Use headers to send tokens, identifiers, or information required by the destination. Best practices:
  • mark any header that contains a token or secret as secret;
  • do not put secrets in the webhook name;
  • prefer token rotation in the destination system;
  • remove headers that are not used;
  • document the endpoint owner internally.

HMAC

HMAC allows the destination system to validate that the payload came from Acrity and was not changed in transit. Use HMAC whenever the destination supports signature verification. When enabling:
  1. Generate or enter a strong secret.
  2. Configure the same secret in the destination system.
  3. Test a delivery.
  4. Reject payloads without a valid signature at the destination.
For a step-by-step recipe on validating the signature at the receiver, see Webhook signatures.

Body template

The body template customizes the body sent. Use it when the destination expects a specific format.
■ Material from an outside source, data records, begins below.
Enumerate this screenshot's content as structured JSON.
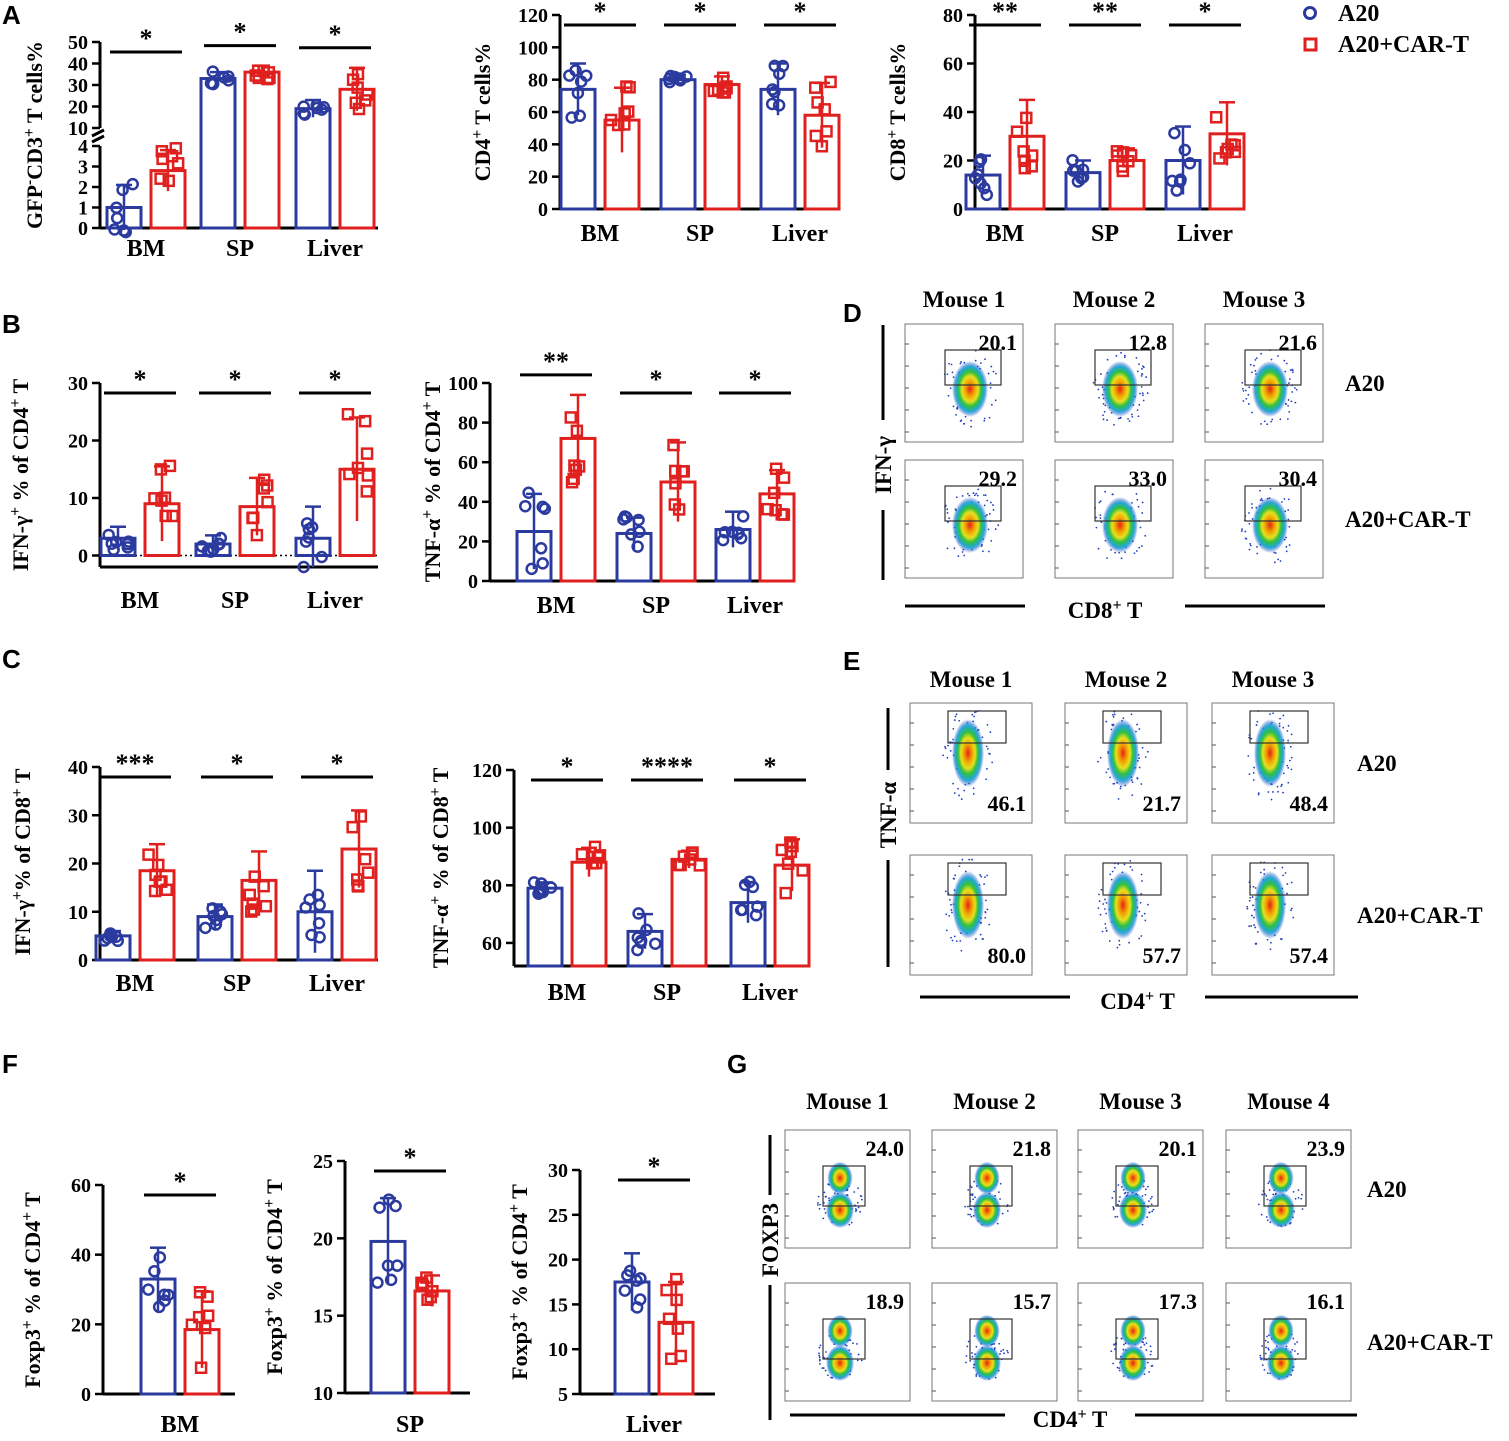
{
  "colors": {
    "a20": "#2b3a9e",
    "cart": "#e0201e",
    "axis": "#000000"
  },
  "legend": [
    {
      "label": "A20",
      "marker": "circle"
    },
    {
      "label": "A20+CAR-T",
      "marker": "square"
    }
  ],
  "panel_labels": [
    "A",
    "B",
    "C",
    "D",
    "E",
    "F",
    "G"
  ],
  "chart_data": [
    {
      "id": "A1",
      "type": "bar",
      "panel": "A",
      "title": "",
      "ylabel": "GFP⁻CD3⁺ T cells%",
      "categories": [
        "BM",
        "SP",
        "Liver"
      ],
      "series": [
        {
          "name": "A20",
          "values": [
            1.0,
            33,
            19
          ],
          "sd": [
            1.1,
            3,
            4
          ]
        },
        {
          "name": "A20+CAR-T",
          "values": [
            2.8,
            36,
            28
          ],
          "sd": [
            1.0,
            3,
            10
          ]
        }
      ],
      "axis_break": {
        "lower_ylim": [
          0,
          4
        ],
        "upper_ylim": [
          10,
          50
        ]
      },
      "ytick_labels": [
        "0",
        "1",
        "2",
        "3",
        "4",
        "10",
        "20",
        "30",
        "40",
        "50"
      ],
      "significance": [
        "*",
        "*",
        "*"
      ]
    },
    {
      "id": "A2",
      "type": "bar",
      "panel": "A",
      "title": "",
      "ylabel": "CD4⁺ T cells%",
      "categories": [
        "BM",
        "SP",
        "Liver"
      ],
      "series": [
        {
          "name": "A20",
          "values": [
            74,
            80,
            74
          ],
          "sd": [
            16,
            3,
            16
          ]
        },
        {
          "name": "A20+CAR-T",
          "values": [
            55,
            77,
            58
          ],
          "sd": [
            20,
            5,
            20
          ]
        }
      ],
      "ylim": [
        0,
        120
      ],
      "ytick_labels": [
        "0",
        "20",
        "40",
        "60",
        "80",
        "100",
        "120"
      ],
      "significance": [
        "*",
        "*",
        "*"
      ]
    },
    {
      "id": "A3",
      "type": "bar",
      "panel": "A",
      "title": "",
      "ylabel": "CD8⁺ T cells%",
      "categories": [
        "BM",
        "SP",
        "Liver"
      ],
      "series": [
        {
          "name": "A20",
          "values": [
            14,
            15,
            20
          ],
          "sd": [
            8,
            5,
            14
          ]
        },
        {
          "name": "A20+CAR-T",
          "values": [
            30,
            20,
            31
          ],
          "sd": [
            15,
            5,
            13
          ]
        }
      ],
      "ylim": [
        0,
        80
      ],
      "ytick_labels": [
        "0",
        "20",
        "40",
        "60",
        "80"
      ],
      "significance": [
        "**",
        "**",
        "*"
      ]
    },
    {
      "id": "B1",
      "type": "bar",
      "panel": "B",
      "title": "",
      "ylabel": "IFN-γ⁺ % of CD4⁺ T",
      "categories": [
        "BM",
        "SP",
        "Liver"
      ],
      "series": [
        {
          "name": "A20",
          "values": [
            3,
            2,
            3
          ],
          "sd": [
            2,
            1.5,
            5.5
          ]
        },
        {
          "name": "A20+CAR-T",
          "values": [
            9,
            8.5,
            15
          ],
          "sd": [
            6.5,
            5,
            9
          ]
        }
      ],
      "ylim": [
        -2,
        30
      ],
      "ytick_labels": [
        "0",
        "10",
        "20",
        "30"
      ],
      "zero_line": "dotted",
      "significance": [
        "*",
        "*",
        "*"
      ]
    },
    {
      "id": "B2",
      "type": "bar",
      "panel": "B",
      "title": "",
      "ylabel": "TNF-α⁺ % of CD4⁺ T",
      "categories": [
        "BM",
        "SP",
        "Liver"
      ],
      "series": [
        {
          "name": "A20",
          "values": [
            25,
            24,
            26
          ],
          "sd": [
            19,
            8,
            9
          ]
        },
        {
          "name": "A20+CAR-T",
          "values": [
            72,
            50,
            44
          ],
          "sd": [
            22,
            20,
            12
          ]
        }
      ],
      "ylim": [
        0,
        100
      ],
      "ytick_labels": [
        "0",
        "20",
        "40",
        "60",
        "80",
        "100"
      ],
      "significance": [
        "**",
        "*",
        "*"
      ]
    },
    {
      "id": "C1",
      "type": "bar",
      "panel": "C",
      "title": "",
      "ylabel": "IFN-γ⁺% of CD8⁺ T",
      "categories": [
        "BM",
        "SP",
        "Liver"
      ],
      "series": [
        {
          "name": "A20",
          "values": [
            5,
            9,
            10
          ],
          "sd": [
            1,
            2.5,
            8.5
          ]
        },
        {
          "name": "A20+CAR-T",
          "values": [
            18.5,
            16.5,
            23
          ],
          "sd": [
            5.5,
            6,
            8
          ]
        }
      ],
      "ylim": [
        0,
        40
      ],
      "ytick_labels": [
        "0",
        "10",
        "20",
        "30",
        "40"
      ],
      "significance": [
        "***",
        "*",
        "*"
      ]
    },
    {
      "id": "C2",
      "type": "bar",
      "panel": "C",
      "title": "",
      "ylabel": "TNF-α⁺ % of CD8⁺ T",
      "categories": [
        "BM",
        "SP",
        "Liver"
      ],
      "series": [
        {
          "name": "A20",
          "values": [
            79,
            64,
            74
          ],
          "sd": [
            2,
            6,
            7
          ]
        },
        {
          "name": "A20+CAR-T",
          "values": [
            88,
            89,
            87
          ],
          "sd": [
            5,
            3,
            9
          ]
        }
      ],
      "ylim": [
        52,
        120
      ],
      "ytick_labels": [
        "60",
        "80",
        "100",
        "120"
      ],
      "significance": [
        "*",
        "****",
        "*"
      ]
    },
    {
      "id": "F1",
      "type": "bar",
      "panel": "F",
      "title": "",
      "ylabel": "Foxp3⁺ % of CD4⁺ T",
      "categories": [
        "BM"
      ],
      "series": [
        {
          "name": "A20",
          "values": [
            33
          ],
          "sd": [
            9
          ]
        },
        {
          "name": "A20+CAR-T",
          "values": [
            18.5
          ],
          "sd": [
            11
          ]
        }
      ],
      "ylim": [
        0,
        60
      ],
      "ytick_labels": [
        "0",
        "20",
        "40",
        "60"
      ],
      "significance": [
        "*"
      ]
    },
    {
      "id": "F2",
      "type": "bar",
      "panel": "F",
      "title": "",
      "ylabel": "Foxp3⁺ % of CD4⁺ T",
      "categories": [
        "SP"
      ],
      "series": [
        {
          "name": "A20",
          "values": [
            19.8
          ],
          "sd": [
            2.8
          ]
        },
        {
          "name": "A20+CAR-T",
          "values": [
            16.6
          ],
          "sd": [
            1
          ]
        }
      ],
      "ylim": [
        10,
        25
      ],
      "ytick_labels": [
        "10",
        "15",
        "20",
        "25"
      ],
      "significance": [
        "*"
      ]
    },
    {
      "id": "F3",
      "type": "bar",
      "panel": "F",
      "title": "",
      "ylabel": "Foxp3⁺ % of CD4⁺ T",
      "categories": [
        "Liver"
      ],
      "series": [
        {
          "name": "A20",
          "values": [
            17.5
          ],
          "sd": [
            3.2
          ]
        },
        {
          "name": "A20+CAR-T",
          "values": [
            13
          ],
          "sd": [
            4.5
          ]
        }
      ],
      "ylim": [
        5,
        30
      ],
      "ytick_labels": [
        "5",
        "10",
        "15",
        "20",
        "25",
        "30"
      ],
      "significance": [
        "*"
      ]
    },
    {
      "id": "D",
      "type": "flow_cytometry",
      "panel": "D",
      "mice": [
        "Mouse 1",
        "Mouse 2",
        "Mouse 3"
      ],
      "rows": [
        {
          "label": "A20",
          "values": [
            "20.1",
            "12.8",
            "21.6"
          ]
        },
        {
          "label": "A20+CAR-T",
          "values": [
            "29.2",
            "33.0",
            "30.4"
          ]
        }
      ],
      "ylabel": "IFN-γ",
      "xlabel": "CD8⁺ T"
    },
    {
      "id": "E",
      "type": "flow_cytometry",
      "panel": "E",
      "mice": [
        "Mouse 1",
        "Mouse 2",
        "Mouse 3"
      ],
      "rows": [
        {
          "label": "A20",
          "values": [
            "46.1",
            "21.7",
            "48.4"
          ]
        },
        {
          "label": "A20+CAR-T",
          "values": [
            "80.0",
            "57.7",
            "57.4"
          ]
        }
      ],
      "ylabel": "TNF-α",
      "xlabel": "CD4⁺ T"
    },
    {
      "id": "G",
      "type": "flow_cytometry",
      "panel": "G",
      "mice": [
        "Mouse 1",
        "Mouse 2",
        "Mouse 3",
        "Mouse 4"
      ],
      "rows": [
        {
          "label": "A20",
          "values": [
            "24.0",
            "21.8",
            "20.1",
            "23.9"
          ]
        },
        {
          "label": "A20+CAR-T",
          "values": [
            "18.9",
            "15.7",
            "17.3",
            "16.1"
          ]
        }
      ],
      "ylabel": "FOXP3",
      "xlabel": "CD4⁺ T"
    }
  ]
}
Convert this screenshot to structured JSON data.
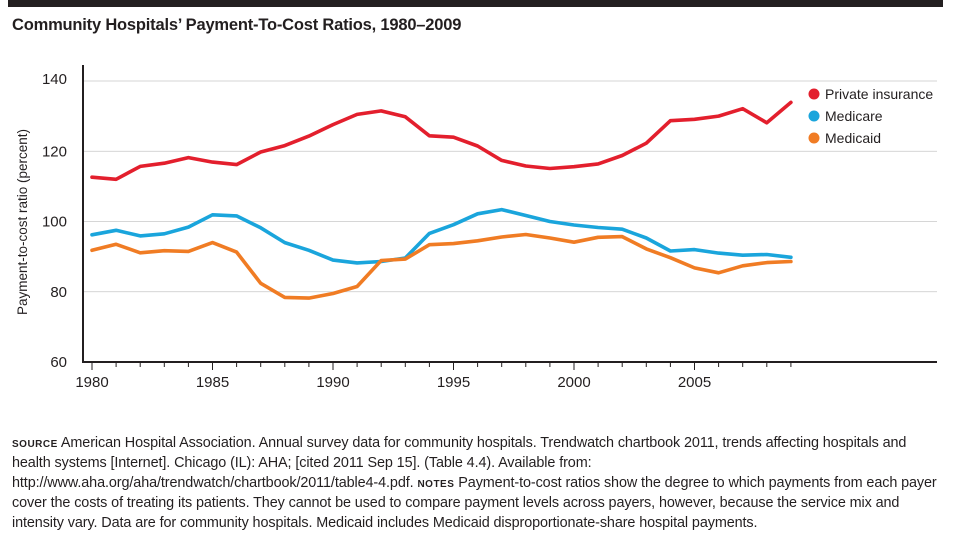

Recommendations:
  • start with a simple payload;
  • validate with preview before saving;
  • avoid including unnecessary sensitive data;
  • maintain compatibility with the destination system;
  • version important changes on the receiver side.

Test delivery

Before activating a critical webhook:
  • use the Test event action;
  • confirm destination response status;
  • check receiver system logs;
  • validate HMAC signature when enabled;
  • review headers and content type;
  • confirm that the expected payload arrived.

Delivery history

The webhook detail page can display delivery history. Use this history to investigate:
  • successful or failed sends;
  • status returned by the destination;
  • response time;
  • test or delivery payload when shown by the screen;
  • connection, TLS, or validation errors.

Activate and deactivate

Deactivate a webhook when:
  • the destination is under maintenance;
  • the endpoint was replaced;
  • secret exposure is suspected;
  • the integration is generating noise;
  • you need to pause deliveries temporarily.
Reactivate only after validating the destination.

Common issues

SymptomWhat to check
Webhook does not saveCheck URL, method, content type, events, and screen validations.
Test returns an errorCheck whether the endpoint is publicly reachable or reachable through the expected network.
Destination rejects payloadCheck content type, template, and schema expected by the receiver.
Invalid signatureCheck HMAC secret on both sides and whether the receiver uses the correct raw payload.
TLS errorFix destination certificate. Avoid ignoring SSL in production.

Security

Webhooks can send operational data outside Acrity. Configure only trusted destinations and periodically review which events are active. Details about data handling are in Security > Data handling.